Husani put his bloodied hands into his pockets and raised an eyebrow. But the kid lost patience and hauled him in by the front of his shirt with much more strength than a kid should ever be allowed. He let him. There wasn't any reason why he shouldn't. After all, he had already made his decision concerning this rich little bastard.

"Lea," he turned to reach for the young girl bowed beneath the weight of her friend. She had taken Sky on so that Husani could have both his hands for maneuvering the much larger vampire down.

He expected her large expressive eyes to widen and for her to step away. She had no reason to follow after him in the first place, even if he did have her unconscious best friend on one hip and a dying vampire on the other.

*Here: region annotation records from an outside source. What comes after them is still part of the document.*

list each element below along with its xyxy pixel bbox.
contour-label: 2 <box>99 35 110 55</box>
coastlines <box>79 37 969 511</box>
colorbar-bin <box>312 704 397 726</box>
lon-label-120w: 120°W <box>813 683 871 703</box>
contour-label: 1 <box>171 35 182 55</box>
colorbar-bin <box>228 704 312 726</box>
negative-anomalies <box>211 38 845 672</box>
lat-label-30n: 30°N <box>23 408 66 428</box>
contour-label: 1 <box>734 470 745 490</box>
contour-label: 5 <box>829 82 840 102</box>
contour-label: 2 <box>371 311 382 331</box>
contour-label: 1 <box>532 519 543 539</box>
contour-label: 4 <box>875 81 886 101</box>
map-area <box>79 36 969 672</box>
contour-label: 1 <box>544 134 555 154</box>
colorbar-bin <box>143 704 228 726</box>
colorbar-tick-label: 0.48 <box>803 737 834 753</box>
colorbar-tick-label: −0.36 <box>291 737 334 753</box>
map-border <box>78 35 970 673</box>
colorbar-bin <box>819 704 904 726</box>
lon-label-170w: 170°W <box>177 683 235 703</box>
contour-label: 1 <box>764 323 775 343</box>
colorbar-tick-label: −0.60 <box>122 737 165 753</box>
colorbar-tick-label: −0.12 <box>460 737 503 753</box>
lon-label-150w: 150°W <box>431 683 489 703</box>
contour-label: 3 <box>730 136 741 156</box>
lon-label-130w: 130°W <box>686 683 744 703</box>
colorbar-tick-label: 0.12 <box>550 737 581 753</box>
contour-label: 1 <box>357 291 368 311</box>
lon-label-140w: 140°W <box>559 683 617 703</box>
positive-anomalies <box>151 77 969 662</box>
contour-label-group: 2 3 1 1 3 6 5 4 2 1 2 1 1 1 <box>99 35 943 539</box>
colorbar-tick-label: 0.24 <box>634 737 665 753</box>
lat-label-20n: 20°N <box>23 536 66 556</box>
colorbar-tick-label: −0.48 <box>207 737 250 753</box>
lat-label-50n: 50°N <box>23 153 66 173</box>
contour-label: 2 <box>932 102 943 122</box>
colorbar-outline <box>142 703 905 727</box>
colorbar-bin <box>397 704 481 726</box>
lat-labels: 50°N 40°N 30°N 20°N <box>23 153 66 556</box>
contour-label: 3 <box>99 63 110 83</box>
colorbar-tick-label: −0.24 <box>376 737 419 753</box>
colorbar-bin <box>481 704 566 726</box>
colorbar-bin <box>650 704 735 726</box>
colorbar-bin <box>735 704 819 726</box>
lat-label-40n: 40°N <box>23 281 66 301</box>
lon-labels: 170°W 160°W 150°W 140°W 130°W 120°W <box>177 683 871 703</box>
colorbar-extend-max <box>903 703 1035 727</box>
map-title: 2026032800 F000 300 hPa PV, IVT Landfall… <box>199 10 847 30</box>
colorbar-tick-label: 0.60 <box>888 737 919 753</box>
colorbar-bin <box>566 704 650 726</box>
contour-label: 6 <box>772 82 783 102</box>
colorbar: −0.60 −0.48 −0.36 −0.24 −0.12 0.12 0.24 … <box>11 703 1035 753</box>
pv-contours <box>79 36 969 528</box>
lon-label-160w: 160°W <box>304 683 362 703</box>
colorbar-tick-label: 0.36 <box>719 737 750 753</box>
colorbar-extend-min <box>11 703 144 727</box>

He expected her to be done with him, to take advantage of his preoccupation to escape him.

What he didn't expect was for her to take his hand and give him a reassuring smile.

"Help me with Sky, please?"

Three hundred something years of experience was nothing, he decided.

Husani jumped to assist before Lea could change her mind. He still shook from the intensity of the emotion that had run through him when he had first smelled vampire beneath all the cleaner and came up to find her gone. He couldn't justify his reaction with that of someone who just wanted to keep hold of the key to killing an especially dangerous, old vampire.

And then when that stick of a girl, Sky, had told him no with such passion in her eyes, the roll of murder in his heart had been so firm, so violent--

Lea's warm hand clasped his, interrupting his thought. He pulled her into the helicopter and shut the door. Out of the corner of his eye he saw the child vampire up front at the wheel, wearing a set of headphones that looked too large for his head. Already he was making plans of what to do should the kid prove to be a flop at flying. But even as he thought this, the helicopter eased off the earth so gently that he hardly noticed they had left at all.

"Husani, your hand."

He let go of her. He'd been holding her with the hand he had used to yank out a heart. He took a spot near the other vampire's head, intent on keeping vigilance should the other go through his blood baggies too quickly and went sniffing for more.

Husani tried not to be too obvious with how he watched Lea, still wearing his clothes as she rubbed her wrist a bit and curled up next to her friend. He had to stop, though, as her shivering was beginning to make him uncomfortable. The urge to wrap himself about her and rub out every bit of cold was mind numbing.